Чжао стал рассказывать гостю всю подоплеку этой истории. Университет Саньлюй — заведение новорожденное, а его ректор Гао Суннянь — бывший учитель Чжао. Получив приглашение стать деканом факультета политических наук, Чжао поначалу хотел было отклонить его, не желая расставаться с Су; узнав от нее, что Фан Хунцзянь ищет себе место преподавателя в государственном университете, он заочно рекомендовал его Гао Сунняню, надеясь таким образом избавиться от соперника. Но Гао Суннянь не оставлял Чжао в покое, забрасывал его телеграммами. Получив у Су отставку, Чжао тут же телеграфировал ректору о своем согласии. Перед этим Гао просил его передать Фану, чтобы тот отправил в Пинчэн свою анкету и готовился к отъезду вместе с группой других приглашенных на работу. Деньги и пропуска он обещал прислать своевременно.
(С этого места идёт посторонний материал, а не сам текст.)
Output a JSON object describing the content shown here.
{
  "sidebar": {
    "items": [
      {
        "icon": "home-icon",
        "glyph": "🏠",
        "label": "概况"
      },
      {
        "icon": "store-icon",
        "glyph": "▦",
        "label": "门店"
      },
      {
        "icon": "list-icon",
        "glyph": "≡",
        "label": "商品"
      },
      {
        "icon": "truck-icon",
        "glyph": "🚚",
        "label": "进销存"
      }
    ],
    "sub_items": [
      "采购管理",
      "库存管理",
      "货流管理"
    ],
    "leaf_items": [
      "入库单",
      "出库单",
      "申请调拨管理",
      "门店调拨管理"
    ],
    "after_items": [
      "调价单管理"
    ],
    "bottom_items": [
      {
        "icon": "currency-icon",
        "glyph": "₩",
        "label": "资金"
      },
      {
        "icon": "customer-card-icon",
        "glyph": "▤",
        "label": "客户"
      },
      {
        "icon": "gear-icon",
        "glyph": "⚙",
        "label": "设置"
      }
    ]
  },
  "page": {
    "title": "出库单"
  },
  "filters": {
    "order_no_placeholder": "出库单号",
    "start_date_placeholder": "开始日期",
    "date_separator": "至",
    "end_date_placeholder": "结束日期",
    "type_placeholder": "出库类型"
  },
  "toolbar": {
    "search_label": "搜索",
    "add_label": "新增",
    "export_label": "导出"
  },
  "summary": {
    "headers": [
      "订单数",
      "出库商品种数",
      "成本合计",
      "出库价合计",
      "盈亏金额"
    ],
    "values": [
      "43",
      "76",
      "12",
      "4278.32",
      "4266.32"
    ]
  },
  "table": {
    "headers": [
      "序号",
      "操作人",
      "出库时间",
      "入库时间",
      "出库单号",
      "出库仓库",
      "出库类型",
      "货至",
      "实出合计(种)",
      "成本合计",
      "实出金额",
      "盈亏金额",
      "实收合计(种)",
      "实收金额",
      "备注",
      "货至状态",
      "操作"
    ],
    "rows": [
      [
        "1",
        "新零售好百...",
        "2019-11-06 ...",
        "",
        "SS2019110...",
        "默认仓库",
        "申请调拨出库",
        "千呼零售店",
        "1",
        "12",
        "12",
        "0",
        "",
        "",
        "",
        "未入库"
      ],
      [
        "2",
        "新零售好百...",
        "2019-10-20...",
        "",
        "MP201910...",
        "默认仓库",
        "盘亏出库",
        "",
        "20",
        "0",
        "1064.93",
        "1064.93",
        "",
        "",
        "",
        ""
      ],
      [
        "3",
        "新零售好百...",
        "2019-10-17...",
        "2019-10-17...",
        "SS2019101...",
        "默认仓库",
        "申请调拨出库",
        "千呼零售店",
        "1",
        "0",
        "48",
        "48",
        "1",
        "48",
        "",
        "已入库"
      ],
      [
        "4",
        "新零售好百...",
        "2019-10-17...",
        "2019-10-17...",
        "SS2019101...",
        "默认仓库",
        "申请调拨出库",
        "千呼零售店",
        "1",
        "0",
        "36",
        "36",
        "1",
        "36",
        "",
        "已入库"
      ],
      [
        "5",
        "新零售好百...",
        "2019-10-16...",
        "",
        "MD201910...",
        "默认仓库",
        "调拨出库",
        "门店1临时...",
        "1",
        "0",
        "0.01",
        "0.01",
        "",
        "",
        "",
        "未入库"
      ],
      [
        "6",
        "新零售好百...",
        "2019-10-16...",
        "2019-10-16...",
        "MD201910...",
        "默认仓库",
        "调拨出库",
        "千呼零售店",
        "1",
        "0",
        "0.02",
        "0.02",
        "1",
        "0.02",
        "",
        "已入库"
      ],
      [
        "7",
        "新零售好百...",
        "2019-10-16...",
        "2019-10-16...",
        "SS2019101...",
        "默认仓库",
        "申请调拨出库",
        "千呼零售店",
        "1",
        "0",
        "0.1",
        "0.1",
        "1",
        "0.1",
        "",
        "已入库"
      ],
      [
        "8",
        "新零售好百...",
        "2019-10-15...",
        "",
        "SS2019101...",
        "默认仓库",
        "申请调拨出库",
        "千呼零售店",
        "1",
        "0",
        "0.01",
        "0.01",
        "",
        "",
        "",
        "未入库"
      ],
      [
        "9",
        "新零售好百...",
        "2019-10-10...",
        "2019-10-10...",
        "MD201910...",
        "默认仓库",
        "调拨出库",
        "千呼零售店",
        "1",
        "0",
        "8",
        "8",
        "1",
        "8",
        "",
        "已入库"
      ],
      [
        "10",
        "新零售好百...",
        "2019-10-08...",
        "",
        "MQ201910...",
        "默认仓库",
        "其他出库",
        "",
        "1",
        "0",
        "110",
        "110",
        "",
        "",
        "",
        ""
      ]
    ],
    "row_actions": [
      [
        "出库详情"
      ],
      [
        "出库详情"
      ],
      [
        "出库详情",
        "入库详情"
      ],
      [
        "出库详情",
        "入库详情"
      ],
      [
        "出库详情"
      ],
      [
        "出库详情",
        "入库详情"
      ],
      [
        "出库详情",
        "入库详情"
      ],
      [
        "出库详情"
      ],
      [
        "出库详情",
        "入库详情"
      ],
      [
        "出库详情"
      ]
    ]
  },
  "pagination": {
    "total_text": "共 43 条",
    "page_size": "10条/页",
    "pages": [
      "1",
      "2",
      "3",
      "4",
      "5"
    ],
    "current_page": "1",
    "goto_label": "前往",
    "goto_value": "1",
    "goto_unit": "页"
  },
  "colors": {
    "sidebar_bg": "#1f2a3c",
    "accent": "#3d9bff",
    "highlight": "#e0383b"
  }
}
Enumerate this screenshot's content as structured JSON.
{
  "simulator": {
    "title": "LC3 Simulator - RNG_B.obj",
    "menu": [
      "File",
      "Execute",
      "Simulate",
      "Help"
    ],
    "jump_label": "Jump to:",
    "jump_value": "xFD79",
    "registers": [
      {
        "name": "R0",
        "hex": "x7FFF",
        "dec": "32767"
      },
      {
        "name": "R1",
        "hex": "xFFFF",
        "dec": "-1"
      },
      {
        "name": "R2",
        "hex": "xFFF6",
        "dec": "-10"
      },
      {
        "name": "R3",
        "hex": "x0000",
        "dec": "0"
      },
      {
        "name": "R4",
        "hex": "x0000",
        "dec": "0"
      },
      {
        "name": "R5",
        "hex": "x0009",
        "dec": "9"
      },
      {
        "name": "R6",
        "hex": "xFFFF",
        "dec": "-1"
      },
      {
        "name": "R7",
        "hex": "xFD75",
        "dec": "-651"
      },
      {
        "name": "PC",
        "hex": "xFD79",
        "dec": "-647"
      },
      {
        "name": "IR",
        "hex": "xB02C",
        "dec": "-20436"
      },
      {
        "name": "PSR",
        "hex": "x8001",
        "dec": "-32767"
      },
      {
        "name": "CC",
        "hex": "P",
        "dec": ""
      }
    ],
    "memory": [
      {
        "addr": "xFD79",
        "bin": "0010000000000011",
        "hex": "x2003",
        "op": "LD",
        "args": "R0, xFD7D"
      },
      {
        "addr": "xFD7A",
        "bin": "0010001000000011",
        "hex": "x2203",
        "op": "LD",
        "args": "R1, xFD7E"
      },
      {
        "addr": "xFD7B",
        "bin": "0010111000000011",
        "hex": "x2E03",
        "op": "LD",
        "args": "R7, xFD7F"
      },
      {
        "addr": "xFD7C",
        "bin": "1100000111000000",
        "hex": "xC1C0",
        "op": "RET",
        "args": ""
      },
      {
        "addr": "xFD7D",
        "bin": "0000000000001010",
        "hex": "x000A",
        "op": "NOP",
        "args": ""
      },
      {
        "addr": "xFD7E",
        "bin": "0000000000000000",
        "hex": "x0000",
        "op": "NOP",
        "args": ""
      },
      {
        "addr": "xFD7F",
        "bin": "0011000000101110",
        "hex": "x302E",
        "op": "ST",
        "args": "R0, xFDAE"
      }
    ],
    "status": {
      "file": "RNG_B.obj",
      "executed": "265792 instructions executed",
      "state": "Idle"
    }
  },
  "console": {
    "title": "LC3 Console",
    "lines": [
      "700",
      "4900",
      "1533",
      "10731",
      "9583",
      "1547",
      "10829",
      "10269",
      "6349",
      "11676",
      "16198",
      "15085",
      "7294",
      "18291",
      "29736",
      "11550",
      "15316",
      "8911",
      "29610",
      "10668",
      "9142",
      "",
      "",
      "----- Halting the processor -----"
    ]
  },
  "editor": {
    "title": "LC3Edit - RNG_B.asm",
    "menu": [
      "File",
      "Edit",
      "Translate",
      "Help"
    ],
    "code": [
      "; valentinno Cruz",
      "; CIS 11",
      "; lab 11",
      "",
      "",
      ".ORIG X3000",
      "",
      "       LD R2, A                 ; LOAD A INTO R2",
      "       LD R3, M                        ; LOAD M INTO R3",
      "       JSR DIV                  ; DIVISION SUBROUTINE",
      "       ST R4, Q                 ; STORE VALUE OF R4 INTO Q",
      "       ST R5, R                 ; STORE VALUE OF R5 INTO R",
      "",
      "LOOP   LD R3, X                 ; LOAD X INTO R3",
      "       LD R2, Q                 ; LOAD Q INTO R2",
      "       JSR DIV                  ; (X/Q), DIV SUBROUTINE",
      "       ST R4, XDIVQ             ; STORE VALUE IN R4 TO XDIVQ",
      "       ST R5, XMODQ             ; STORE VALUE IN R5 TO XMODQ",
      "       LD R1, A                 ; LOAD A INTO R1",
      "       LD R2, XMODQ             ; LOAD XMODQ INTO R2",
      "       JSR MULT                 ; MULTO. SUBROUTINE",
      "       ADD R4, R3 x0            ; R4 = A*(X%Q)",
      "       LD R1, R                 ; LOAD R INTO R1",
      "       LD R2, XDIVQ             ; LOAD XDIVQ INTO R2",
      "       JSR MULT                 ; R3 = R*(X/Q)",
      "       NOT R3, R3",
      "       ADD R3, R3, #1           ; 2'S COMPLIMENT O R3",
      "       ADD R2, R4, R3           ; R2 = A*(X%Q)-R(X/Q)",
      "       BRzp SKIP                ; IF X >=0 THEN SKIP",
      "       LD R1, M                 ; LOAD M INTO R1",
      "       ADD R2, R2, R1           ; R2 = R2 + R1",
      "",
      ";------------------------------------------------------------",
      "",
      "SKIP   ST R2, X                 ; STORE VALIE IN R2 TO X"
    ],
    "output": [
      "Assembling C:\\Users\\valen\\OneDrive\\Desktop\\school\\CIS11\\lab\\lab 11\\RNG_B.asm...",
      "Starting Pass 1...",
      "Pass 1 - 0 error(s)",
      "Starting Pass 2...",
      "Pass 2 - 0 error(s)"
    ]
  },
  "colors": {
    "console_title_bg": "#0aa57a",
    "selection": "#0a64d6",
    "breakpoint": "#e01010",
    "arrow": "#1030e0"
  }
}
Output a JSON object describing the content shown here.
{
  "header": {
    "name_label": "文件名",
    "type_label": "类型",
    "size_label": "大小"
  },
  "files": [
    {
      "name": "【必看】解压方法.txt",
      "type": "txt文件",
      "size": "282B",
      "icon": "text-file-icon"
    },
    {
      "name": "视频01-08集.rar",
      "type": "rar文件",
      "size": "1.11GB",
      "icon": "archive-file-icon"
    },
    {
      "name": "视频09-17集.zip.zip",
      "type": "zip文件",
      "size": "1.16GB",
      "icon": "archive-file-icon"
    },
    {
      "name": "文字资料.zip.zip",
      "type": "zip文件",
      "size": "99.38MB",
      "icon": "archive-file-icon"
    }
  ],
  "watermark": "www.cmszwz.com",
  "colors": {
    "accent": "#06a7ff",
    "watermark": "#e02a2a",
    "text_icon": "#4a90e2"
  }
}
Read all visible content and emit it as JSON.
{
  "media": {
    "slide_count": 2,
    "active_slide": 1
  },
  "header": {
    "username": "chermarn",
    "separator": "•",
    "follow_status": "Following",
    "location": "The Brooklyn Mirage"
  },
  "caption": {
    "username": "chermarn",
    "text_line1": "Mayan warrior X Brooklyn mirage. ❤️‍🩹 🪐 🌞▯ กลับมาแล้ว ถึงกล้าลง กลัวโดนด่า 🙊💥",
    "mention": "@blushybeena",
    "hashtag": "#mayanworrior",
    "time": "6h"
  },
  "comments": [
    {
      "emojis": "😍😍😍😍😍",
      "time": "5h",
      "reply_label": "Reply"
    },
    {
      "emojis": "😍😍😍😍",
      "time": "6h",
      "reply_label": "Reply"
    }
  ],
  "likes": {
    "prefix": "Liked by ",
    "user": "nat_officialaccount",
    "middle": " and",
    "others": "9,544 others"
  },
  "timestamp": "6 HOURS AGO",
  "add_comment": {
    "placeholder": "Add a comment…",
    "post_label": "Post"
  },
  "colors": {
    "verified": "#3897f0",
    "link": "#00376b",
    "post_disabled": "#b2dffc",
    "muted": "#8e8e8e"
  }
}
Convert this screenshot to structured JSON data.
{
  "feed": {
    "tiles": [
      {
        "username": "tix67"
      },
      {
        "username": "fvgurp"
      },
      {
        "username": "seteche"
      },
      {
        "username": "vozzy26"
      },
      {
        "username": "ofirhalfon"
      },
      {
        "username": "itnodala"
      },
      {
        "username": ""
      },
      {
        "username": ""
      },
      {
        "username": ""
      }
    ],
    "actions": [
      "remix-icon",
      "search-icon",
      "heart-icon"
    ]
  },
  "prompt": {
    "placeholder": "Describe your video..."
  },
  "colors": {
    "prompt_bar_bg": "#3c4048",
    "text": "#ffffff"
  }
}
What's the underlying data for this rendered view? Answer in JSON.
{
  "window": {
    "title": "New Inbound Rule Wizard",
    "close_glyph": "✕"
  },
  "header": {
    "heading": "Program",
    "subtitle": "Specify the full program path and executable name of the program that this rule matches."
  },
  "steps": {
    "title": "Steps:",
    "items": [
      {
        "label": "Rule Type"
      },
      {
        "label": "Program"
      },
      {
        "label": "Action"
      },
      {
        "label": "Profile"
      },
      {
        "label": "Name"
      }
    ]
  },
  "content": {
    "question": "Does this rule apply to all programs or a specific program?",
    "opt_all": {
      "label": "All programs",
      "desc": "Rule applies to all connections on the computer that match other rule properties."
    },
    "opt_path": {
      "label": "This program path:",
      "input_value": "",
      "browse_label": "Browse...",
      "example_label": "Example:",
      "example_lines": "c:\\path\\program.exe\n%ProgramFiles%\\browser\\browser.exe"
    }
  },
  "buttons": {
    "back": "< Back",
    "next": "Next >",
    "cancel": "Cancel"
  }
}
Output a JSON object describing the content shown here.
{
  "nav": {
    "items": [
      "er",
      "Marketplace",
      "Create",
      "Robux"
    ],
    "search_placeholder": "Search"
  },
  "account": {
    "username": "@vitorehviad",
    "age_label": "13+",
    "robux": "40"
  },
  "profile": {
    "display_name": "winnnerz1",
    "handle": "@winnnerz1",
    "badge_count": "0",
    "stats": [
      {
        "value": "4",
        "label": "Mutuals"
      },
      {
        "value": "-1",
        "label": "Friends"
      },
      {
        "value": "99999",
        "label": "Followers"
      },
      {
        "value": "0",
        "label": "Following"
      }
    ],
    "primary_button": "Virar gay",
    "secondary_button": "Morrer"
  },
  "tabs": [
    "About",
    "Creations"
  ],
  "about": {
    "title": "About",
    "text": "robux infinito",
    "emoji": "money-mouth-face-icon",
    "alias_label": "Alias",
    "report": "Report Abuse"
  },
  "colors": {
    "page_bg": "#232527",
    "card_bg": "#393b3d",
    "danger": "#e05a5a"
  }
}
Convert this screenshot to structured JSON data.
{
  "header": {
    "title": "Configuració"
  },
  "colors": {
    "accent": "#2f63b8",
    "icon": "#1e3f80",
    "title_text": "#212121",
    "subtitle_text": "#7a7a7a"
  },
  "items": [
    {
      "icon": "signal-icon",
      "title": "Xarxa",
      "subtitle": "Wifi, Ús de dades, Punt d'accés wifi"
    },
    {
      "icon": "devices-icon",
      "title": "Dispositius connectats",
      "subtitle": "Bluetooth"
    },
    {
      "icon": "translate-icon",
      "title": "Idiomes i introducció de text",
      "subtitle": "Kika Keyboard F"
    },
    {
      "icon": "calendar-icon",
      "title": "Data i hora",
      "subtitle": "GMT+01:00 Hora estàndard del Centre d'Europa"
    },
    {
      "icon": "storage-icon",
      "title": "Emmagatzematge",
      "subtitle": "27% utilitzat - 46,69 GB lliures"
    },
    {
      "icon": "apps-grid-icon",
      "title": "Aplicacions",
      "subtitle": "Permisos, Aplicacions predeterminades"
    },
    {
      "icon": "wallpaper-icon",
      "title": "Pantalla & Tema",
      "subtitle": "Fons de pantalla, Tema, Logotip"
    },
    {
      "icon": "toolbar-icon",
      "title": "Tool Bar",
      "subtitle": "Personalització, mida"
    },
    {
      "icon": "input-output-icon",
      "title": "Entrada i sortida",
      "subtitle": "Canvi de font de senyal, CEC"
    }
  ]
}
— Значит, я должен поблагодарить вас за то, что у меня будет чашка риса?

— Ну что вы! Мы, как плывущие в одной лодке, должны помогать друг другу.

— Кстати, как следует понимать вашу подпись под письмом?

— А, это выдумка Дун Сечуаня. Он рассудил, что коль скоро учащихся в одном классе называют «соучениками», работающих в одном учреждении — «сослуживцами», то влюбленных в одну женщину надо именовать «сочувственниками».

— Забавно. Но дело в том, что ваш «сочувственник» не я, а Цао Юаньлан.

— Ну, зачем таиться передо мной, мы же теперь товарищи по несчастью!

— Но я действительно не был влюблен в Су, хотя несчастье со мной все же произошло.

— Кто же вас бросил? Это вы можете мне сказать?

— Тан Сяофу, — понурившись, выдохнул Фан, не в силах долее хранить свою тайну.

— Тан Сяофу! А у вас хороший вкус. И как я, болван, этого не заметил! — До этой минуты Чжао держался с Фаном так, словно они оба лишились близкого родственника, как бы подчеркивая, что щадит чувства своего соперника. Теперь же, когда выяснилось, что поводы для огорчений у них разные, он оживился, голос его обрел обычную звучность. Он позвонил Дун Сечуаню, и они втроем отправились ужинать в ресторан. Как оказалось, Дун был в курсе всех сердечных дел Чжао. После ужина, когда разговор снова зашел о помолвке Су и Цао, Чжао заявил великодушно:

— Вот и хорошо! У них общие интересы, оба увлекаются поэзией…

Собеседники в один голос выступили против. Браки между специалистами в одной области — самые непрочные, поскольку ни муж, ни жена не могут испытывать друг к другу безотчетного уважения, возникающего в тех случаях, когда профессия одного супруга кажется второму трудной и таинственной. Чжао ответил, что как бы там ни было, он желает новобрачным счастья. За это сотрапезники произвели его в святые. Святой улыбнулся и достал трубку, но вдруг его глаза озорно сверкнули:

— Во всяком случае, каждому из них теперь обеспечена аудитория: Су будет читать стихи Цао, Цао сможет наслаждаться творениями Су.

В конце концов было решено, что Чжао еще не достиг состояния святости и годится просто в приятели.

Теперь Фан не испытывал одиночества — все трое стали частенько собираться по разным поводам. Спустя недели три Чжао пригласил в чайную на завтрак своих будущих сослуживцев, чтобы дать им возможность познакомиться друг с другом. Кроме Фана, пришло еще трое. Декан факультета китайской литературы Ли Мэйтин, давний сотрудник Гао Сунняня, оказался человеком лет сорока с небольшим, в темных очках, с надменной манерой держаться. Казалось, он не обращает внимания не только на окружающих людей, но и на погоду — в разгар лета явился в черном шерстяном костюме и отказался снять пиджак, несмотря на все уговоры Чжао, обливавшегося потом в одной рубашке.